With a little extra formatting, you have a visualization of roughly where env tags appear in the manuscript!

We see that entry 17r_1 has a ton of environment tags. Why is this?

In [None]:
e = entries['tl']['p017r_1']
e.title
e.properties["environment"]

So this is an entry discussing how gunners interacted with various environments in order to defend or attack them!
It looks pretty long. How many characters is it?

In [None]:
len(e.text)

Looks like a big number, but how much is that in context?

In [None]:
lengths = [len(entry.text) for entry in m.entries["tl"].values()]
average = sum(lengths) / len(lengths)
average

Wow! Compared to the average, this entry is super long! But that doesn't tell us anything about the actual distribution.

In [None]:
import math
sd = math.sqrt(sum((x - average)**2 for x in lengths) / len(lengths))
sd

Unsurprisingly, we have a pretty significant standard deviation.

In [None]:
len(e.text) / sd

So the length of entry 17r_1 is 13 standard deviations from the average entry in the manuscript!
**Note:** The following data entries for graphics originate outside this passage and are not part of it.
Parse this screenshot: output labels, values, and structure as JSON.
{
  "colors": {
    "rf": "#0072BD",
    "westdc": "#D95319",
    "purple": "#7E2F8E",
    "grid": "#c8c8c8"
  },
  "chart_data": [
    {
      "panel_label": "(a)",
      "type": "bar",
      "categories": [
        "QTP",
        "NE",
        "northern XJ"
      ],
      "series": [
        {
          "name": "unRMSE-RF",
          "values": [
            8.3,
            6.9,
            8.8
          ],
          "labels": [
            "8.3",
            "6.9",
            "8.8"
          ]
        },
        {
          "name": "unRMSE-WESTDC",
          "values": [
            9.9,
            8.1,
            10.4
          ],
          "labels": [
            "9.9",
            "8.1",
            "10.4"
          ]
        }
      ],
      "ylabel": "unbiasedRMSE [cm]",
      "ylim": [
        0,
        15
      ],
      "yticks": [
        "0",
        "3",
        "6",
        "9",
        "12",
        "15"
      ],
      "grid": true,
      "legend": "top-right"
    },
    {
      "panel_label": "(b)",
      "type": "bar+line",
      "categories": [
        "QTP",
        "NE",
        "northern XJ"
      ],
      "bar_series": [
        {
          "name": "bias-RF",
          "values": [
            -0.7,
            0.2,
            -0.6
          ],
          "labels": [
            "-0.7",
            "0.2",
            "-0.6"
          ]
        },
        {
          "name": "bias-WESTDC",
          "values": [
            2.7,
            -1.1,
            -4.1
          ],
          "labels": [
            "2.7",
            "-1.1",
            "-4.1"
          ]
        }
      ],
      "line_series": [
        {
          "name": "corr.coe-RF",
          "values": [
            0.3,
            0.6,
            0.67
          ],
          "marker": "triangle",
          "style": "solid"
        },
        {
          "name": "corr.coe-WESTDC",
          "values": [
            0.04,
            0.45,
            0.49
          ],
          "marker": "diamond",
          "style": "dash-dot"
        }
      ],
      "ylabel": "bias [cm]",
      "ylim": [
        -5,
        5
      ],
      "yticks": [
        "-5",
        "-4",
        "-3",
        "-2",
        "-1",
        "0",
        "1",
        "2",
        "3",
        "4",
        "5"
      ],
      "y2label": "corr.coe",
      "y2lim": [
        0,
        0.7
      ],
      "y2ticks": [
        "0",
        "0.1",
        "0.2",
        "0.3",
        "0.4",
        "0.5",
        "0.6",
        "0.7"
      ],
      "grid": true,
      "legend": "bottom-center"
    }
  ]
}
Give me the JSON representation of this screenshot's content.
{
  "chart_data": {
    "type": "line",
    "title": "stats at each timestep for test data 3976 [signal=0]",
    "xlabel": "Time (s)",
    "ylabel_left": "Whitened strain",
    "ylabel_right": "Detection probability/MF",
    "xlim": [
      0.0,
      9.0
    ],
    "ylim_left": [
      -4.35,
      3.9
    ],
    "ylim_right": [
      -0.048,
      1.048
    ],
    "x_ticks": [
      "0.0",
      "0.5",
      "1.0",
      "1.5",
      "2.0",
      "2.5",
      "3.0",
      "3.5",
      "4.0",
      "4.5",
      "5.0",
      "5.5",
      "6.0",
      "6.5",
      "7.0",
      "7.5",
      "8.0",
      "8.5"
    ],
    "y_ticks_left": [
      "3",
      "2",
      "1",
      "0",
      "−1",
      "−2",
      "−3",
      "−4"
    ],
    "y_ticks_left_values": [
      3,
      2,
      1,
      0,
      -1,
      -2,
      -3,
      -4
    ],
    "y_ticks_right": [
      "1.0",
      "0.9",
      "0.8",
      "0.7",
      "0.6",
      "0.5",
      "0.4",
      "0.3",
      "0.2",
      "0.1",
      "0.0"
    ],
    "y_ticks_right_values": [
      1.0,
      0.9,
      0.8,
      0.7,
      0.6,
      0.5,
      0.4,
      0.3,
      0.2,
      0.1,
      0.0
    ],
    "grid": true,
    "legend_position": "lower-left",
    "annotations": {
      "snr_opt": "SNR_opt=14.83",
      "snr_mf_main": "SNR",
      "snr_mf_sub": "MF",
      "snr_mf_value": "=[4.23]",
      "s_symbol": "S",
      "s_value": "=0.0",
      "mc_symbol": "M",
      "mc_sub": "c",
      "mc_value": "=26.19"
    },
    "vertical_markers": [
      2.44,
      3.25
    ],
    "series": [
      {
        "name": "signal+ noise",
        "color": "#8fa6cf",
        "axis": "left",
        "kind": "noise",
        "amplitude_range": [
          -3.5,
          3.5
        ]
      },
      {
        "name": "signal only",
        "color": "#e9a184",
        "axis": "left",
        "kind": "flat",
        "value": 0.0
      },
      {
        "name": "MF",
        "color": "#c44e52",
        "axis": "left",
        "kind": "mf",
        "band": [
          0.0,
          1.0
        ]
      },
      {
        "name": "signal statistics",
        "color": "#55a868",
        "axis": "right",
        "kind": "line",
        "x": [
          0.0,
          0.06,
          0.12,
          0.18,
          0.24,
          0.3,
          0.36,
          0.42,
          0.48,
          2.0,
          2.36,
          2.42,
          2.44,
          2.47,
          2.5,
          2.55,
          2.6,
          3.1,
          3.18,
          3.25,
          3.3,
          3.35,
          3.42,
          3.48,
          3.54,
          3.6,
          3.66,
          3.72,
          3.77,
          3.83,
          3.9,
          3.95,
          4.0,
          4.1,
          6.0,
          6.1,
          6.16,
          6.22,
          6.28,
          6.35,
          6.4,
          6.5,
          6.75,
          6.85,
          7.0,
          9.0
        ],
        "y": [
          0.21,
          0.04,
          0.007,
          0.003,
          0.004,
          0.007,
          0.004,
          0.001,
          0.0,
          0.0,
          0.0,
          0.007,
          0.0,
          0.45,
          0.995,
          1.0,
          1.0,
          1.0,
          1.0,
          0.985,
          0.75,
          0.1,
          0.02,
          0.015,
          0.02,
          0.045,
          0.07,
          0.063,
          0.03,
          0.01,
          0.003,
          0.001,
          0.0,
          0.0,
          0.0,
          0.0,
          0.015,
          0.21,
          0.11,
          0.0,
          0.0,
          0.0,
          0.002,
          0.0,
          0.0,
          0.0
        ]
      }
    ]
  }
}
It's very easy to go from here to a simple histogram showing the length distribution:

In [None]:
plt.hist(lengths, bins=100)
plt.axvline(average, color="orange")
for x in range(1,14):
    plt.axvline(average + x*sd, color="purple", linewidth=0.5)

![histogram](https://raw.githubusercontent.com/cu-mkp/manuscript-object/master/projects/visualizations/hist.png)

The orange line is the mean; the purple lines are standard deviations. That tiny blue blip around 14000 must be entry 17r_1.

Admittedly, this sort of statistic is not terribly informative on this kind of dataset, but possibilities are abound. Interacting with the manuscript is made simple and powerful by holding the entries in memory as a Python object.